Francesco Pepe leans over a large black chest in the basement of the Geneva Observatory. He lifts the lid to reveal a length of rubbery fiber-optic cable coiled along the bottom and surrounded by steep cliffs of foam. ”I think they may have gone a little overboard with the packaging,” Pepe says.
Dwarfed by its container, the cable doesn’t look that impressive, but it will soon be a key component in the hunt for planets like our own. In just a few months, astronomers will use the fiber to feed starlight into a new detector—the High Accuracy Radial velocity Planet Searcher–North (HARPS-N), an ultra-precise spectrograph that is being assembled nearby, not far from a field of grazing horses.
In the coming months, Pepe, an astronomer, and his colleagues will take apart the go-cart–size instrument, box up the pieces, and put them together again in a room near Italy’s Telescopio Nazionale Galileo on La Palma, one of the Canary Islands.
When HARPS-N begins observations in April, astronomers expect it will be the most precise planet hunter in the northern hemisphere. They also reckon it will be particularly well placed to help bag the most coveted extrasolar quarry of all—planets small enough to have rocky surfaces and cool enough to have liquid water. The -reason? HARPS-N will not be working alone. It will view a particular patch of the sky that has been the singular focus of NASA’s Kepler telescope for almost three years.
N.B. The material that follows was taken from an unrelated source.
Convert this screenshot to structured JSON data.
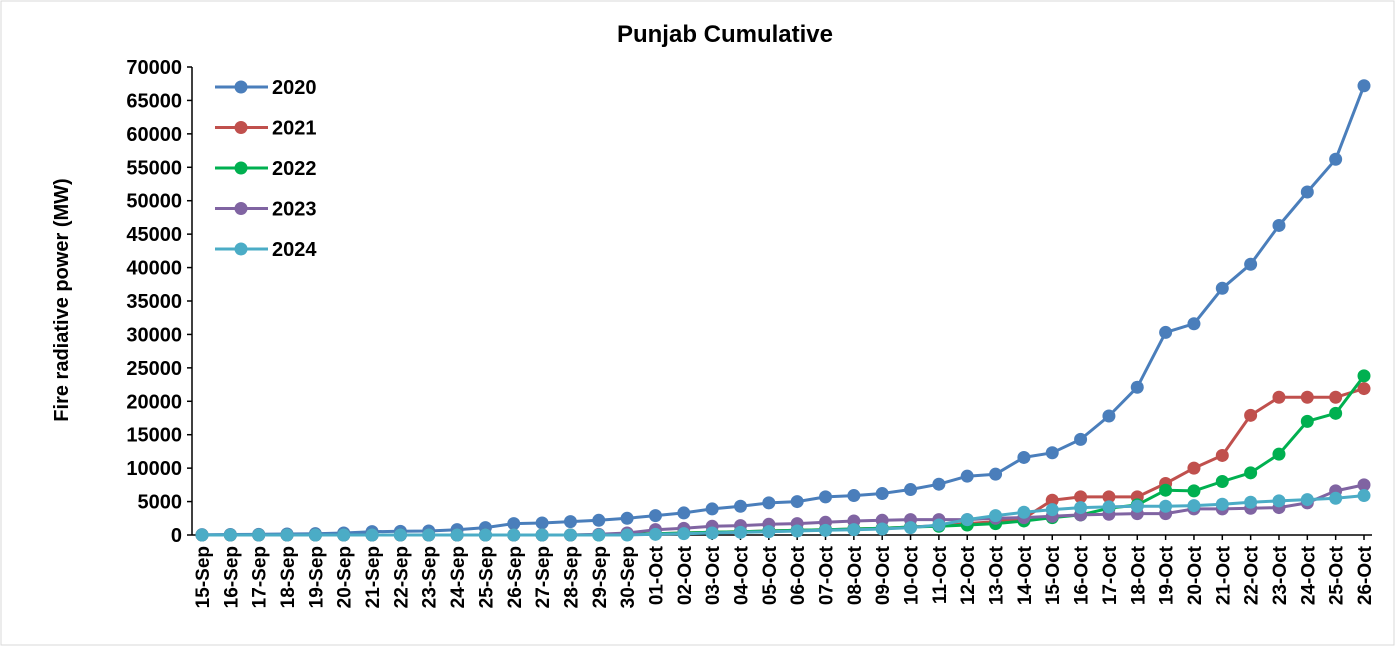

Kepler, which trails behind Earth in a solar orbit all its own, is on the hunt for the subtlest of flickers—periodic dips in stellar brightness caused by planets that pass, or ”transit,” in front of their host stars and briefly block about 0.01 percent of the light. And by all accounts, the spacecraft’s dogged focus on a single region of the sky has paid off nicely. In December, Kepler’s astronomers announced the discovery of a planet orbiting far enough from its sun-like host to be able to boast liquid water.
With a little luck and enough time, Kepler will find many more such planets, some quite similar in size to Earth.